I think you are failing to look at the issue objectively.
To compare the legality of homosexuality to slavery in America and women's suffrage is demeaning to slavery and suffrage.
For instance, women could clearly say taxation without representation.
Blacks could say far worse about slavery.
You're pissed about a couple government programs that you don't benefit from because you like dudes instead of chicks.
Your tradition argument falls on it's face when exposed to the light of reason.
You told us tradition was paramount, and those are examples of entrenched traditions that were recognized as wrong and overturned. The denial of any kind of rights to any person is always offensive.
Interracial marriage was traditionally illegal too. If the constitution applies to everyone equally, then it must apply to everyone. If the government is going to create special rights and benefits related to legal partnerships it sanctions, a group of minorities cannot be ignored. That's why the courts are going to overturn your tradition, which they will deem arbitrary, meaningless, and opposed to the guarantees for all people enshrined in that constitution that we are slowly but steadily ensuring actually apply to all.
You are not denied any rights. Women have no choice but to be women, blacks have no choice buy to be black, and Bucky argued the other day that homosexuality was a choice.
Now, I'm perfectly willing to accept that it isn't a choice. I realize it is a mental disorder.
There are myriad state and federal rights and benefits that cannot possibly be obtained by gay couples. That's why the courts are going to throw the restrictions down. If nothing was being denied, there would be no legal case. If you read the Utah gay marriage decision, for example, at the very beginning it has three stories of people being denied rights and benefits established by the government because they could not "marry" in Utah.
I'm not Buck and I'm not arguing that homosexuality is a choice. I don't agree. Nor is it a mental disorder, according to the learned folks who define mental disorders.
You are preaching to the choir with me, son. I'm not opposed to gay marriage. I'm also not as intolerant as you seem to be.
You want to force people to accept your way of life. That is thought policing.
No one ever has to accept my way of life. When a straight couple gets married, I certainly don't have to accept their way of life. It has nothing to do with me.
I'm all on a board with homosexual couples being at a disadvantage for numerous reasons. Federal taxation, end of life partner stuff.
If you could fix all of that, come up with a new word for it, and relegate marriage to what it has always been (a religious ceremony between members of the opposite sex) other than forcing others to accept you, what is the difference to you?
I'm all for what gives the most freedom to as many as possible.
Civil-unions do this. They could even replace marriage as far as I'm concerned. Since marriage should be between the couple and god, civil unions are the couple and uncle Sam.

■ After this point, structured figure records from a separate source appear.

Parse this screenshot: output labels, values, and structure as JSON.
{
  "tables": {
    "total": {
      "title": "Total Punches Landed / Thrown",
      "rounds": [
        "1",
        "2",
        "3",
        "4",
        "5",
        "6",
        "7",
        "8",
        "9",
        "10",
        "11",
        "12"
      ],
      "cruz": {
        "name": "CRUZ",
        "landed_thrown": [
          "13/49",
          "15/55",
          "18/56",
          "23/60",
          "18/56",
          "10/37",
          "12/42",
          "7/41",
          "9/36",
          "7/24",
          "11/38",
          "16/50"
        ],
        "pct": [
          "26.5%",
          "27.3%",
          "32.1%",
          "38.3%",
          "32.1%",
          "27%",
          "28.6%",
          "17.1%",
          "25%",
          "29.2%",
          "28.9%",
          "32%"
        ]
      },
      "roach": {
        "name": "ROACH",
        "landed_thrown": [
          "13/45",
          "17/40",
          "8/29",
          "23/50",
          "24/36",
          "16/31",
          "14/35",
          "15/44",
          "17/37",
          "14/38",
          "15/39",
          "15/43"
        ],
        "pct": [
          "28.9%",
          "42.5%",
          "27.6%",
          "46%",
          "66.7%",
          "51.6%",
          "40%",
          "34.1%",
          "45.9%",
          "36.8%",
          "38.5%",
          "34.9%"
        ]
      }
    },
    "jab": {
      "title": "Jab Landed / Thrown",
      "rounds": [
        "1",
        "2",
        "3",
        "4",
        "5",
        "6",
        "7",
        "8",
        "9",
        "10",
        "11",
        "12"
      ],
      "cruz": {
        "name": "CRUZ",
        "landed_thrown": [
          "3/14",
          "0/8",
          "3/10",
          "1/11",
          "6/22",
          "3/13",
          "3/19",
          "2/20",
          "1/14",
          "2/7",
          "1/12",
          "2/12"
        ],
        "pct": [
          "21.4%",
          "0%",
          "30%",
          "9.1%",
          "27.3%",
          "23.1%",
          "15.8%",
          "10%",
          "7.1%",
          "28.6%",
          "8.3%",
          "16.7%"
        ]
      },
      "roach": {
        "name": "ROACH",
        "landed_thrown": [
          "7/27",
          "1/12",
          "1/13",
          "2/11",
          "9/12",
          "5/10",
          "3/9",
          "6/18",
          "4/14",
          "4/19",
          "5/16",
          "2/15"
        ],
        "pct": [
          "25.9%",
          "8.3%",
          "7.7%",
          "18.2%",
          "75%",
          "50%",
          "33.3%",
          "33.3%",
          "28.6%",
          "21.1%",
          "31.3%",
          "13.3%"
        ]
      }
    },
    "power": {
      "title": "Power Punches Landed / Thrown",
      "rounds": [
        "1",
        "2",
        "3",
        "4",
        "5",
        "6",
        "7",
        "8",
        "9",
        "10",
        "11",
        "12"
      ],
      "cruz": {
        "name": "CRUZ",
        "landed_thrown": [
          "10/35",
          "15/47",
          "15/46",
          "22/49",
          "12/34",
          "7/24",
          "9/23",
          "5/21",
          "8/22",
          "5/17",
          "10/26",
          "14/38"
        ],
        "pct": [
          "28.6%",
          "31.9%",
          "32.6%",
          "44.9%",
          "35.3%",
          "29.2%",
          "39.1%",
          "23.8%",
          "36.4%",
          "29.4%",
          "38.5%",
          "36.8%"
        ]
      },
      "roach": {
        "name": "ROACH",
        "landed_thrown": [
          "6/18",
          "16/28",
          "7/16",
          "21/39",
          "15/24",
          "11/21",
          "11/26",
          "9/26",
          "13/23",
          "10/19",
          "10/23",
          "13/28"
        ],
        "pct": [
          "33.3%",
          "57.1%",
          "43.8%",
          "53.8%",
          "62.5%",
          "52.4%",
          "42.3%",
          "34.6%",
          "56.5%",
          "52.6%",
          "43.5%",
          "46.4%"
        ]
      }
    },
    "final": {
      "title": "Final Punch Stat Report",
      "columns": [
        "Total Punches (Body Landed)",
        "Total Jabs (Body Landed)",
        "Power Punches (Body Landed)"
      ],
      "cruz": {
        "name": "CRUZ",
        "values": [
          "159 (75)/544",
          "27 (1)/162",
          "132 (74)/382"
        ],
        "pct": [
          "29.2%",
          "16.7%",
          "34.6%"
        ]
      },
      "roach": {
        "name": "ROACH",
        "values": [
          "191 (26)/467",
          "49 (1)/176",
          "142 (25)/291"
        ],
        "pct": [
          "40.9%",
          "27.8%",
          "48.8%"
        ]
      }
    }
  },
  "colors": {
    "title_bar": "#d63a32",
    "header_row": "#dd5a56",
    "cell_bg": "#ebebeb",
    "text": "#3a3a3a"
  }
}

Marriage hasn't always been "a religious ceremony." At this very moment marriage is a legal trigger for rights and benefits in state and federal law. No "marriage," no trigger, no benefits. It has nothing to do with a religious ceremony. You can easily get married without one.
What churches do doesn't matter to me. If they want to recognize gay marriages, great. If not, it's none of my business. This is about the government's recognition of marriage, which is supposed to be separated from religion. You can speak hopefully about marriage being replaced and relegated to a religious ceremony all you like, but so long as it's on the statute books as a trigger for rights and benefits provided by governments, it cannot stand as it is. If you believe in the constitution and you believe in equal rights you cannot possibly have another opinion.
Let me echo your words back to you, because I agree 100% with your sentiment: "I'm all for what gives the most freedom to as many as possible." Allowing the state to recognize same sex partnerships as marriage will give more freedom to more people immediately. You don't need an act of congress and acts in 50 state legislatures (that's what your civil union scheme would require to be practical) to give people what they can be handed immediately. Give them their freedom, don't tell them they need to wait for 51 governments to get around to doing it. Would you stand for that? I doubt it.